Sejak dulu, aku sangat menyadari
bahwa aku seorang yang introvert. Aku takut keramaian dan orang asing yang kerap
kali menghampiri. Sulit sekali rasanya berkomunikasi dengan orang baru, rasanya
seperti aku harus mencoba menghancurkan sebuah dinding besar yang membuncah di
tubuhku. Dalam berteman pun, aku hanya suka akrab dengan orang-orang tertentu
saja. Meski sudah kenal dengan beberapa orang, rasanya agak sulit memulai komunikasi
sehingga sebagian orang-orang menilaiku sombong. It’s oke.

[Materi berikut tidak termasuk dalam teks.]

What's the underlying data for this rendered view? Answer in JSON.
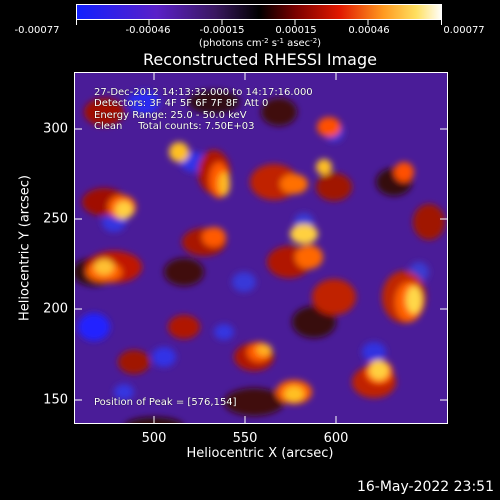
{
  "colorbar": {
    "ticks": [
      "-0.00077",
      "-0.00046",
      "-0.00015",
      "0.00015",
      "0.00046",
      "0.00077"
    ],
    "units_text": "(photons cm",
    "units_exp1": "-2",
    "units_mid": " s",
    "units_exp2": "-1",
    "units_mid2": " asec",
    "units_exp3": "-2",
    "units_end": ")"
  },
  "title": "Reconstructed RHESSI Image",
  "info": {
    "time_range": "27-Dec-2012 14:13:32.000 to 14:17:16.000",
    "detectors": "Detectors: 3F 4F 5F 6F 7F 8F  Att 0",
    "energy": "Energy Range: 25.0 - 50.0 keV",
    "clean": "Clean     Total counts: 7.50E+03",
    "peak": "Position of Peak = [576,154]"
  },
  "axes": {
    "xlabel": "Heliocentric X (arcsec)",
    "ylabel": "Heliocentric Y (arcsec)",
    "xticks": [
      "500",
      "550",
      "600"
    ],
    "yticks": [
      "300",
      "250",
      "200",
      "150"
    ]
  },
  "timestamp": "16-May-2022 23:51",
  "colors": {
    "colormap": [
      "#1020ff",
      "#6020c0",
      "#401868",
      "#000000",
      "#900000",
      "#ff4000",
      "#ffd040",
      "#ffffff"
    ]
  }
}
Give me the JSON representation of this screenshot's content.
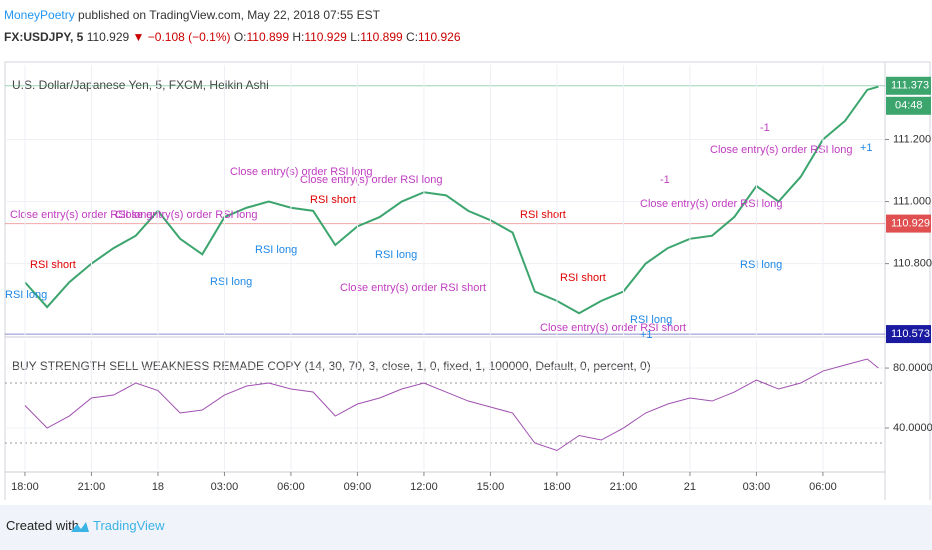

Aku pernah merasakan pergulatan
batin yang dahsyat. Orang lain dalam tubuhku membisikiku: “Bagaimana kamu akan
menjadi orang besar bila kamu tak pandai cakap?” Rasanya aneh. Mengapa orang
lain itu terus-menrus membisikiku? Aku tidak pernah ingin menjadi orang besar,
tetapi dari bisikan itu aku mulai menyadari bahwa orang-orang pengecut
sepertiku haruslah berubah. Aku harus mengubah diriku sendiri. Aku harus
menumbuhkan kepercayaan diri di dalam diriku.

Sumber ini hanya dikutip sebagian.